TOPLUM YARARINA PROGRAMLAR (TYP)
Eskiden başta okullar olmak üzere bütün devlet dairelerinde hademe (hizmetli), odacı gibi kadrolar vardı. Bunlara sonradan sivil güvenlik eklendi. Bunların kimisi memur, kimisi işçi statüsünde çalışırdı. Bu işler kadrolu ve güvenceliydi. Şimdi bütün bu işlerde ve buna eklenen belediye park işlerinde, cami temizliğinde, çiçek ekimi, ağaçlandırma işlerinde; asgari ücretle, geçici, güvencesiz işçiler çalıştırılmaktadır. Ücretleri de işsizlik fonundan ödeniyor. Bu çalıştırma Toplum Yararına Program adı altında mevzuata girdi. Toplum Yararına Çalışma Programı ilk olarak yasal bir dayanağı olmadan 2004 yılında Trabzon’da, ardından da Mersin’de kaymakamlıklarca uygulandı. Kaymakamlar kaymakamlıkta çalışmayı sosyal yardım almanın bir şartı haline getirdi. Bu 2008 yılına kadar böyle devam etti. Daha sonra yasal ve kurumsal alt yapısı da tamamlanarak bugüne kadar geldi. Yıllara göre çalışan işçi sayısını gösteren tablo aşağıdadır.
İŞKUR’un aktif iş gücü programları altında yürüttüğü çalışmalardan biri olan TYP kapsamında öncelikle 6 ya da 9 aylık geçici işçiliğe başvuranlar kabul edildikleri takdirde, aslında kalıcı kadroların gerekli olduğu bir kuruma (Adliye, Maliye, okul, belediye gibi) yerleştiriliyor. Geçici işçilerin asgari ücreti, SGK primi ve sağlık sigortası devlet tarafından yani büyük bir bölümü işçilerin ücretlerinden kesilen paradan oluşan ‘İşsizlik Fonu’ndan karşılanıyor. Bu işçilerin başka da bir hakları bulunmuyor. TYP programı ile işçilerden kesilen parayla işçilerin aleyhine yeni bir istihdam rejimi oluşturuluyor. Çalışma yaşamı esnek ve güvencesiz hale getiriliyor. Bu güvencesizlik, binlerce emekçiyi hükümete bağımlı hale getiriyor. Hükümet özellikle bunu seçim dönemlerinde şantaj aracı olarak kullanıyor.
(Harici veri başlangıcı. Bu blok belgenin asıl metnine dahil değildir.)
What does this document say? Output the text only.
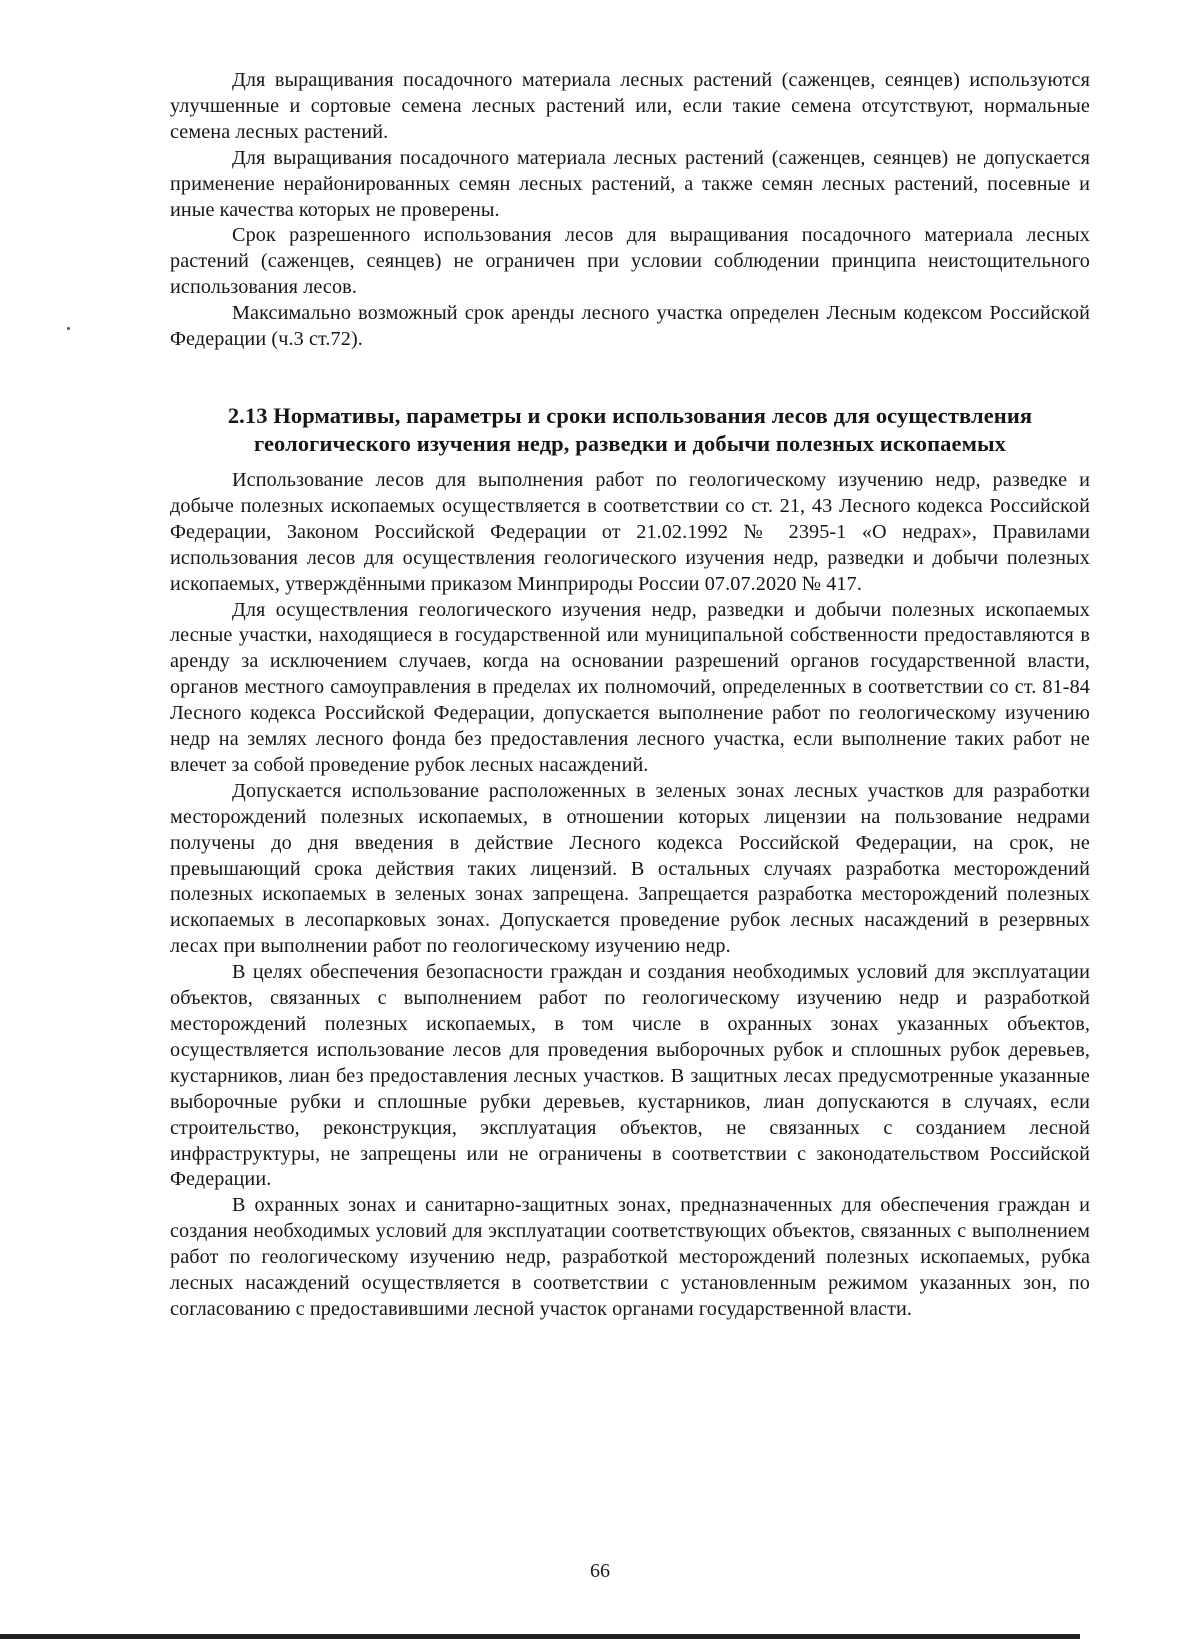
Для выращивания посадочного материала лесных растений (саженцев, сеянцев) используются улучшенные и сортовые семена лесных растений или, если такие семена отсутствуют, нормальные семена лесных растений.

Для выращивания посадочного материала лесных растений (саженцев, сеянцев) не допускается применение нерайонированных семян лесных растений, а также семян лесных растений, посевные и иные качества которых не проверены.

Срок разрешенного использования лесов для выращивания посадочного материала лесных растений (саженцев, сеянцев) не ограничен при условии соблюдении принципа неистощительного использования лесов.

Максимально возможный срок аренды лесного участка определен Лесным кодексом Российской Федерации (ч.3 ст.72).

2.13 Нормативы, параметры и сроки использования лесов для осуществления
геологического изучения недр, разведки и добычи полезных ископаемых

Использование лесов для выполнения работ по геологическому изучению недр, разведке и добыче полезных ископаемых осуществляется в соответствии со ст. 21, 43 Лесного кодекса Российской Федерации, Законом Российской Федерации от 21.02.1992 № 2395-1 «О недрах», Правилами использования лесов для осуществления геологического изучения недр, разведки и добычи полезных ископаемых, утверждёнными приказом Минприроды России 07.07.2020 № 417.

Для осуществления геологического изучения недр, разведки и добычи полезных ископаемых лесные участки, находящиеся в государственной или муниципальной собственности предоставляются в аренду за исключением случаев, когда на основании разрешений органов государственной власти, органов местного самоуправления в пределах их полномочий, определенных в соответствии со ст. 81-84 Лесного кодекса Российской Федерации, допускается выполнение работ по геологическому изучению недр на землях лесного фонда без предоставления лесного участка, если выполнение таких работ не влечет за собой проведение рубок лесных насаждений.

Допускается использование расположенных в зеленых зонах лесных участков для разработки месторождений полезных ископаемых, в отношении которых лицензии на пользование недрами получены до дня введения в действие Лесного кодекса Российской Федерации, на срок, не превышающий срока действия таких лицензий. В остальных случаях разработка месторождений полезных ископаемых в зеленых зонах запрещена. Запрещается разработка месторождений полезных ископаемых в лесопарковых зонах. Допускается проведение рубок лесных насаждений в резервных лесах при выполнении работ по геологическому изучению недр.

В целях обеспечения безопасности граждан и создания необходимых условий для эксплуатации объектов, связанных с выполнением работ по геологическому изучению недр и разработкой месторождений полезных ископаемых, в том числе в охранных зонах указанных объектов, осуществляется использование лесов для проведения выборочных рубок и сплошных рубок деревьев, кустарников, лиан без предоставления лесных участков. В защитных лесах предусмотренные указанные выборочные рубки и сплошные рубки деревьев, кустарников, лиан допускаются в случаях, если строительство, реконструкция, эксплуатация объектов, не связанных с созданием лесной инфраструктуры, не запрещены или не ограничены в соответствии с законодательством Российской Федерации.

В охранных зонах и санитарно-защитных зонах, предназначенных для обеспечения граждан и создания необходимых условий для эксплуатации соответствующих объектов, связанных с выполнением работ по геологическому изучению недр, разработкой месторождений полезных ископаемых, рубка лесных насаждений осуществляется в соответствии с установленным режимом указанных зон, по согласованию с предоставившими лесной участок органами государственной власти.

66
İŞKUR verileri AKP Hükümetinin halkın desteğini yitirmeye başladığı 2015 yılından itibaren 6 veya 9 aylık geçici işçilik anlamına gelen TYP’yi seçim aracı olarak kullandığını gözler önüne seriyor. 2014-2022 arasındaki veriler incelendiğinde geçici işçi alımının en fazla olduğu yıl, iki genel seçimin olduğu (7 Haziran ve 1 Kasım) 2015 iken, en az olduğu yıl ise seçim ya da referandum için sandık kurulmayan yıl olan 2016. Aylara göre dağılıma bakıldığında ise seçimlerin gerçekleştiği ve bir önceki aylardaki geçici işçi alımındaki artış dikkat çekiyor.
Sayılara bakıldığında 2023 yılında 299 bin 30 işçi bu şartlarda çalışmıştır. Aynı yıl kamudaki kadrolu işçi sayısı 1 milyon 204 bin 526’dır. Yani kamuda çalışan kadrolu işçilerin yaklaşık dörtte biri kadar işçi, iş yasası kapsamının dışına çıkarılmış ve güvencesiz çalıştırılmıştır. Bunun iş yasası kapsamında çalışan işçilerin haklarını ne kadar kullanılamaz hale getireceği de tahmin edilebilir.